Hal yang masih menjadi persoalan ialah koordinasi dan kecepatan penyaluran bantuan hingga sampai sasaran secara tepat. Kita sering mendengar para wakil rakyat dan pejabat begitu sigap meninjau lokasi bencana. Di saat yang sama, para korban mengeluh belum mendapatkan bantuan meski lingkungan mereka telah dikunjungi.

Bukan hanya penyaluran bantuan, kecepatan kerja pemulihan korban dari dampak bencana memprihatinkan. Saat serangkaian gempa dahsyat mengguncang Nusa Tenggara Barat pada Juli-Agustus 2018, tidak kurang dari 564 jiwa tewas. Lebih dari 200 ribu rumah penduduk hancur hingga membuat hampir setengah juta warga kehilangan tempat tinggal.

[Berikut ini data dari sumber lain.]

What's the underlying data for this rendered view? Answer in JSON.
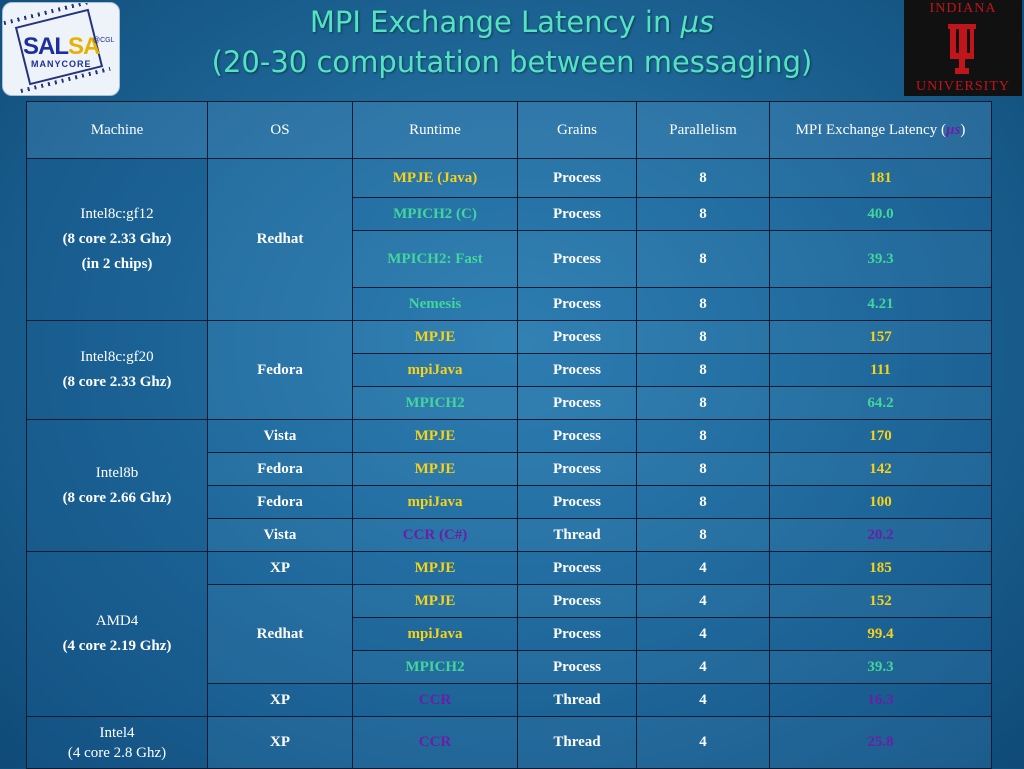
{
  "title_line1": "MPI Exchange Latency in ",
  "title_unit": "µs",
  "title_line2": "(20-30 computation between messaging)",
  "logos": {
    "left_word_part1": "SAL",
    "left_word_part2": "SA",
    "left_sub": "MANYCORE",
    "left_tag": "@CGL",
    "right_top": "INDIANA",
    "right_bottom": "UNIVERSITY"
  },
  "colors": {
    "yellow": "#f7d21a",
    "green": "#43d69b",
    "purple": "#6b1ea8",
    "title": "#53e3c2"
  },
  "headers": {
    "machine": "Machine",
    "os": "OS",
    "runtime": "Runtime",
    "grains": "Grains",
    "parallelism": "Parallelism",
    "latency_prefix": "MPI Exchange Latency (",
    "latency_unit": "µs",
    "latency_suffix": ")"
  },
  "machines": {
    "m1": {
      "name": "Intel8c:gf12",
      "spec": "(8 core 2.33 Ghz)",
      "extra": "(in 2 chips)"
    },
    "m2": {
      "name": "Intel8c:gf20",
      "spec": "(8 core 2.33 Ghz)"
    },
    "m3": {
      "name": "Intel8b",
      "spec": "(8 core 2.66 Ghz)"
    },
    "m4": {
      "name": "AMD4",
      "spec": "(4 core 2.19 Ghz)"
    },
    "m5": {
      "name": "Intel4",
      "spec": "(4 core 2.8 Ghz)"
    }
  },
  "os": {
    "o1": "Redhat",
    "o2": "Fedora",
    "o3": "Vista",
    "o4": "Fedora",
    "o5": "Fedora",
    "o6": "Vista",
    "o7": "XP",
    "o8": "Redhat",
    "o9": "XP",
    "o10": "XP"
  },
  "rows": [
    {
      "runtime": "MPJE (Java)",
      "grains": "Process",
      "parallelism": "8",
      "latency": "181",
      "color": "yellow"
    },
    {
      "runtime": "MPICH2 (C)",
      "grains": "Process",
      "parallelism": "8",
      "latency": "40.0",
      "color": "green"
    },
    {
      "runtime": "MPICH2: Fast",
      "grains": "Process",
      "parallelism": "8",
      "latency": "39.3",
      "color": "green"
    },
    {
      "runtime": "Nemesis",
      "grains": "Process",
      "parallelism": "8",
      "latency": "4.21",
      "color": "green"
    },
    {
      "runtime": "MPJE",
      "grains": "Process",
      "parallelism": "8",
      "latency": "157",
      "color": "yellow"
    },
    {
      "runtime": "mpiJava",
      "grains": "Process",
      "parallelism": "8",
      "latency": "111",
      "color": "yellow"
    },
    {
      "runtime": "MPICH2",
      "grains": "Process",
      "parallelism": "8",
      "latency": "64.2",
      "color": "green"
    },
    {
      "runtime": "MPJE",
      "grains": "Process",
      "parallelism": "8",
      "latency": "170",
      "color": "yellow"
    },
    {
      "runtime": "MPJE",
      "grains": "Process",
      "parallelism": "8",
      "latency": "142",
      "color": "yellow"
    },
    {
      "runtime": "mpiJava",
      "grains": "Process",
      "parallelism": "8",
      "latency": "100",
      "color": "yellow"
    },
    {
      "runtime": "CCR (C#)",
      "grains": "Thread",
      "parallelism": "8",
      "latency": "20.2",
      "color": "purple"
    },
    {
      "runtime": "MPJE",
      "grains": "Process",
      "parallelism": "4",
      "latency": "185",
      "color": "yellow"
    },
    {
      "runtime": "MPJE",
      "grains": "Process",
      "parallelism": "4",
      "latency": "152",
      "color": "yellow"
    },
    {
      "runtime": "mpiJava",
      "grains": "Process",
      "parallelism": "4",
      "latency": "99.4",
      "color": "yellow"
    },
    {
      "runtime": "MPICH2",
      "grains": "Process",
      "parallelism": "4",
      "latency": "39.3",
      "color": "green"
    },
    {
      "runtime": "CCR",
      "grains": "Thread",
      "parallelism": "4",
      "latency": "16.3",
      "color": "purple"
    },
    {
      "runtime": "CCR",
      "grains": "Thread",
      "parallelism": "4",
      "latency": "25.8",
      "color": "purple"
    }
  ]
}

Bantuan dan anggaran rekonstruksi pun dialokasikan. Pembangunan rumah untuk para korban dimulai pada September 2018 dengan jumlah anggaran yang mencukupi. Akan tetapi, apa yang terjadi? Pembangunan begitu lamban. Sampai tahun ini pun, rekonstruksi belasan ribu rumah masih berlangsung.

Hal serupa juga terjadi pascagempa, tsunami, dan likuefaksi di Palu, Kabupaten Sigi, dan Donggala, Sulawesi Tengah, pada Oktober di tahun yang sama. Korban jiwa lebih dari 2.000 jiwa. Puluhan ribu rumah warga juga luluh lantak.

Proses rekonstruksi hunian tetap bagi warga yang menjadi korban hingga kini belum tuntas. Padahal, selain dari dalam negeri, bantuan dana turut mengalir dari negara-negara lain dan komunitas internasional.

Belum lagi masalah ketidaktransparanan penggunaan anggaran proyek rekonstruksi. Itu tentu saja bisa mengundang kecurigaan bahwa ada praktik korupsi di situ.

Sudah menjadi fakta yang kerap dikemukakan KPK bahwa sektor pengadaan barang dan jasa sarat celah rasywah. Berdasarkan catatan KPK hampir 80% kasus korupsi terjadi dalam proses pengadaan di pemerintahan.

Masyarakat sudah begitu antusias memberikan sumbangan baik dalam bentuk barang, jasa, maupun uang setiap kali terjadi bencana.

Alangkah baiknya, dan memang sudah semestinya, diikuti pula dengan kesigapan pemerintah dalam mengoordinasikan bantuan serta bergerak cepat menuntaskan pemulihan pascabencana.

Perbaikan tata kelola di pemerintahan tidak hanya diperlukan pada mitigasi bencana, tetapi juga pemulihan pascabencana. Kedermawanan mesti terus dirawat. Jangan sampai watak mulia bangsa justru menjadi tergerus oleh lunturnya kepercayaan kepada pemerintah.